The iBook G4 (Mid-2005) featured a 1.33 GHz PowerPC G4 processor, 512 MB of RAM, a 40 GB Ultra ATA/100 hard drive, a slot-loading DVD-ROM/CD-RW Combo drive, and standard AirPort Extreme (802.11g)/Bluetooth 2.0. The screen was a 12.1-inch TFT XGA active matrix display at 1024×768. The case was opaque white, rather than the translucent white used in earlier iBook models.
This iBook model added a Sudden Motion Sensor and scrolling trackpad. The Sudden Motion Sensor stopped the hard drive from spinning if the iBook was dropped, thus minimizing damage and potential data loss. This was the first consumer-level Apple laptop to gain scrolling trackpad features, allowing users to use two-finger scrolling and two-fingering panning (a feature first introduced in PowerBook G4 laptops).
This and other iBook models were used extensively in the schools where I served as Technology Director among teachers and students.

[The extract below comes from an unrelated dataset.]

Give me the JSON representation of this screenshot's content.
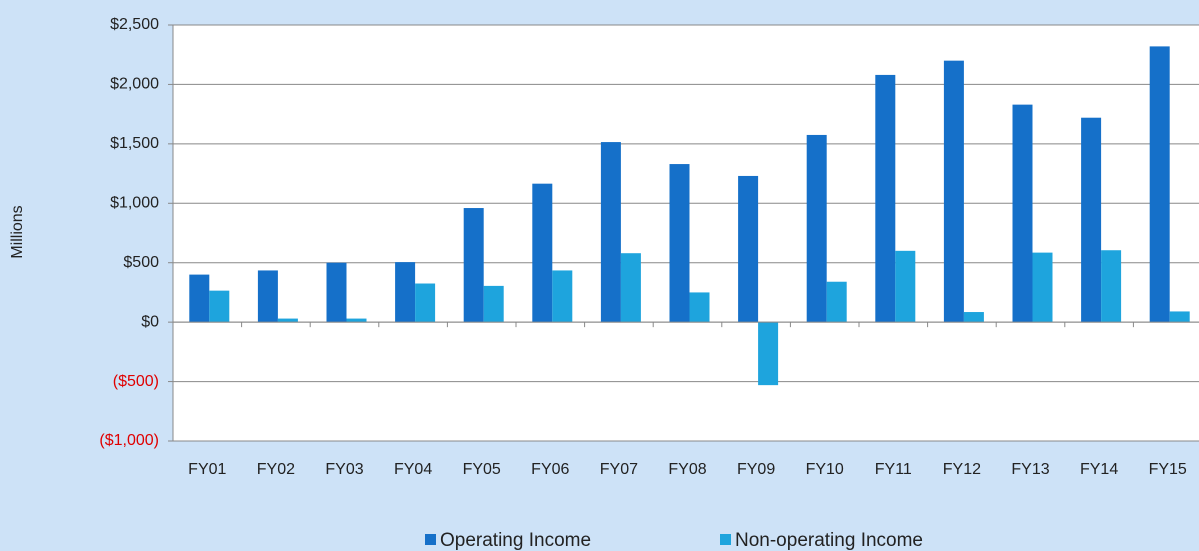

At the time, 1:1 laptop programs had just been adopted in a few school districts (where every student is issued a laptop for learning throughout the school day). At the time of the iBook G4, only one public school district in Chicago’s North Shore had adopted a 1:1 program for students, while most school districts had begun to issue laptops to staff and administrators.
The PowerBook G4 12-inch featured a 1.33 GHz PowerPC 7447a (G4) processor, 256 MB of DDR SDRAM, a 60 GB Ultra ATA/100 hard drive (4200 RPM), a slot-loading 8X Combo drive or a 4X SuperDrive, and Bluetooth 1.1/AirPort Extreme (802.11g). The case was made of an aluminum alloy. The 12.1-inch TFT XGA display was 1024×768 pixels. The small size offered considerable computing power in a highly mobile package.
The PowerBook G4 1.33 was similar to its predecessor (PowerBook G4/1.0 12-inch), but had a new logic board design and faster performance.
The iBook G3/900 (Early 2003) was similar to the Late 2002 models before them and mostly consisted of increased RAM, processor improvements, and larger hard drives. The case of the Early 2003 models was the identical shape as the Late 2002 models. However, the Late 2002 models had a translucent white case while the Early 2003 case was opaque white.
The iBook G3/900 (Early 2003) featured a 900 MHz PowerPC 750fx (G3) processor, 128 MB of RAM, a 40.0 GB Ultra ATA hard drive, a tray-loading 8X/24X/10X/24X DVD-ROM/CD-RW Combo drive, and an optional AirPort (802.11b) wireless card. The display was a 12.1-inch TFT XGA active matrix display at 1024×768.
The design of these white iBook laptops greatly increased the mobility of the iBook line, compared to the much bulkier “clamshell” design of the original iBook laptops.